A real-world incident where an automated cleanup Lambda deleted our Rancher's EBS volume in our development environment. Here's how we recovered using Velero and prevented it from happening again.
You know that Nigerian saying: “The same broom you use to sweep your house can sweep away your blessings”?
Well, our cost-optimization Lambda function just swept away our entire Rancher installation at midnight. 😅
It was 4:40 AM when I got the alert. Rancher UI showing 502 errors. My first thought? “Ah, network wahala again.” But this time, it was different. Our automation had turned against us.
Let me tell you how we went from “Jesus take the wheel” to “we move!” in just 20 minutes.
🔥 The Incident: When Automation Bites Back
The Setup:
- Rancher running on AWS EKS in
eu-west-1 - A Lambda function scheduled to run at midnight to delete unused EBS volumes (saving costs, you know the drill)
- Everything working fine... until it wasn’t
The Symptoms:
- Rancher UI returning 502 Bad Gateway
- Rancher pod stuck in
ContainerCreatingfor 8+ hours - My coffee getting cold while I investigated ☕️
🔍 Investigation: Finding the Culprit
First things first, let’s see what’s happening with our Rancher pod:
kubectl get pods -n cattle-system -o wide
NAME READY STATUS RESTARTS AGE
rancher-57774d445-9hqcb 0/1 ContainerCreating 0 8h
Eight hours in ContainerCreating? Something is seriously wrong. Time to dig deeper:
kubectl describe pod rancher-57774d445-9hqcb -n cattle-system | grep -A 20 "Events:"

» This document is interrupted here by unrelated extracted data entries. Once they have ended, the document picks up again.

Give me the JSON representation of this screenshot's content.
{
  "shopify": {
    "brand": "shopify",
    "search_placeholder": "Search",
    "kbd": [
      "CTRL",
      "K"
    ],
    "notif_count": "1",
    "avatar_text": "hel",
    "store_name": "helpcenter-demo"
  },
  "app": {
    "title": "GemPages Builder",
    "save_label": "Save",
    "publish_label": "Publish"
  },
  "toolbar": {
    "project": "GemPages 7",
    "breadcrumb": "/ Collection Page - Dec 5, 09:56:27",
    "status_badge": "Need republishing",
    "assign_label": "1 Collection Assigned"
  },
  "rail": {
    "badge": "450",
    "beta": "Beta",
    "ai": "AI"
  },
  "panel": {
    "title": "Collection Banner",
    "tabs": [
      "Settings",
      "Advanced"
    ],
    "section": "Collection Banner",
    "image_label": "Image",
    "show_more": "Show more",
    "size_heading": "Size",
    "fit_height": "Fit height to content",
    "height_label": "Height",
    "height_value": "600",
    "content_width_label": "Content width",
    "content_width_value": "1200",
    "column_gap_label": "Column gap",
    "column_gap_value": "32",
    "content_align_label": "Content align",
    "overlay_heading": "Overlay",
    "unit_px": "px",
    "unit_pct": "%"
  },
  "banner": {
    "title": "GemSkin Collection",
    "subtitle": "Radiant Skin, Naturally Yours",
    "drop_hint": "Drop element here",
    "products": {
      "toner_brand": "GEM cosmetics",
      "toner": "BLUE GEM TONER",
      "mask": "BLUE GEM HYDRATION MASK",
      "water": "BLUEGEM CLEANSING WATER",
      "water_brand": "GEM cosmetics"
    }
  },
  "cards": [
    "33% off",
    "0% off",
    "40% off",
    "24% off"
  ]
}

And there it was, the smoking gun:
Warning FailedAttachVolume AttachVolume.Attach failed for volume "pvc-c343abb9-0df7-4c91-b6fa-11da4a13ac00"
rpc error: code = Internal desc = Could not attach volume "vol-0c9a7de28533e72a4" to node
api error InvalidVolume.NotFound: The volume 'vol-0c9a7de28533e72a4' does not exist.
The volume doesn’t exist. 😱
At this point, I remembered our Lambda function. The one that was supposed to save us money by cleaning up unused volumes. The same one that runs at midnight...
Let’s check the PVC:
kubectl get pvc -n cattle-system
NAME STATUS VOLUME CAPACITY ACCESS MODES
rancher-pvc Bound pvc-c343abb9-0df7-4c91-b6fa-11da4a13ac00 10Gi RWO
The PVC thinks it’s bound to a volume that AWS says doesn’t exist. Classic case of “the automation did exactly what we told it to do.”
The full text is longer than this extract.